6. Qu’en l’espèce, le recourant a produit le « track and trace » de son envoi, ainsi que la « liste des codes-barres pour lettres à codes-barres », timbrée du 2 avril 2026,
que si l’indication, sur le « track and trace », de la mention, sous la date du 24 février 2026 à 17h03, que « [v]otre envoi sera bientôt transmis à la poste », puis le 2 avril 2026 à 22h04 « L’envoi a été trié en vue de sa distribution » peut être source de confusion, le timbre humide apposé sur la liste des codes-barres, portant la date du 2 avril 2026, permet de se convaincre que l’envoi portant la référence [111] a été déposé ce jour-là,
qu’il ressort du suivi des envois que ce courrier a été « [d]istribué via case postale 2017 Boudry » le 4 avril 2026, ce dont on doit déduire que l’envoi est arrivé au Tribunal régional,
qu’ensuite, il paraît n’avoir pas été traité – à l’interne – de telle façon que la présidente de l’APEA en prenne connaissance, ce qui n’est pas de la responsabilité du recourant,
qu’à cet égard, on ne voit pas ce qu’un envoi par recommandé aurait changé à la situation puisqu’il a été possible d’établir clairement quel jour l’envoi a été reçu au Tribunal régional,
qu’on doit donc considérer que le recourant a bel et bien sollicité la motivation de la décision du 1er avril 2026, dans le délai de l’article 239 al. 2 CPC, ce que l’envoi du courriel confraternel du 2 avril 2026 à Me B.________ vient encore accréditer,
que le fait que la présidente de l’APEA n’en ait pas pris connaissance est indifférent et ne peut bien sûr pas conduire à ce que le recourant perde un droit (à la motivation, puis cas échéant au recours) qu’il avait précisément préservé par un envoi en temps utile,
que cet envoi en temps utile de la demande de motivation implique que la présidente de l’APEA devait y procéder et qu’en le refusant, elle a commis un déni de justice,
qu’il convient donc d’inviter la présidente de l’APEA à motiver sa décision du 1er avril 2026.
7. Que vu ce qui précède, le recours doit être admis (sans qu’il soit nécessaire d’interpeller une éventuelle adverse partie, la simple motivation d’une décision n’affectant pas les droits et obligations de participants à la procédure) et la présidente de l’APEA sera invitée à motiver la décision du 1er avril 2026,
que les frais de la procédure de recours resteront à la charge de l’Etat,
que le recourant – soutenu par les services sociaux selon l’attestation du 18 mars 2026 – doit être mis au bénéfice de l’assistance judiciaire,
que l’indemnité d’avocate d’office du recourant peut être arrêtée, sur la base du dossier, à 500 francs (soit environ deux heures 30 minutes à 180 francs par heure, plus frais à 5 % et TVA à 8.1 %),
qu’il convient de dispenser le recourant du remboursement de cette indemnité, rendue nécessaire par une erreur de la présidente de l’APEA, si bien qu’il serait contraire au principe général de l’article 108 CPC de permettre à l’Etat de pouvoir mettre en œuvre la procédure de remboursement de l’article 123 CPC.
Par ces motifs,
la Cour des mesures de protection
de l'enfant et de l'adulte
1. Admet le recours et invite la présidente de l’APEA à motiver sa décision du 1er avril 2026.

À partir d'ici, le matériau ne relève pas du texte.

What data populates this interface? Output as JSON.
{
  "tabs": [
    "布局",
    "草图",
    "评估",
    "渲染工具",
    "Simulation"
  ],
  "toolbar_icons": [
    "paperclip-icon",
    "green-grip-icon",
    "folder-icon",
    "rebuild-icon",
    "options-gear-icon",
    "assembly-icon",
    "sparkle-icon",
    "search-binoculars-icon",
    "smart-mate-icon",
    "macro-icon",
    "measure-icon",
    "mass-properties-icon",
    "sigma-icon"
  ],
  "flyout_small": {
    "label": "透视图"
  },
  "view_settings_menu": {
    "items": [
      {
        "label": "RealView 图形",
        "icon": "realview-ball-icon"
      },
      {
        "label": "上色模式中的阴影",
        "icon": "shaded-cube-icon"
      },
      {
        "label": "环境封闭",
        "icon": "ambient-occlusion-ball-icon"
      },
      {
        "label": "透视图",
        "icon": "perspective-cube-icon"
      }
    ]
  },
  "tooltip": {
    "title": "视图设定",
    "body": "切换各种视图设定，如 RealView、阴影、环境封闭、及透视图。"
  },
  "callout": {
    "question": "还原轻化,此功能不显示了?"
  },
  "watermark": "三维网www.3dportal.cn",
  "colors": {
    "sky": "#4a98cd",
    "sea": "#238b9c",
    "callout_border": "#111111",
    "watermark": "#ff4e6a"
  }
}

2. Octroie à A.________, né en 1993, le bénéfice de l’assistance judiciaire pour la procédure de recours et désigne Me C.________ en qualité de mandataire d’office.
3. Laisse les frais du présent arrêt à la charge de l’Etat.
4. Dit que l’indemnité d’avocate d’office de Me C.________ est fixée à 500 francs, frais et TVA inclus, montant non remboursable par A.________, au sens des considérants.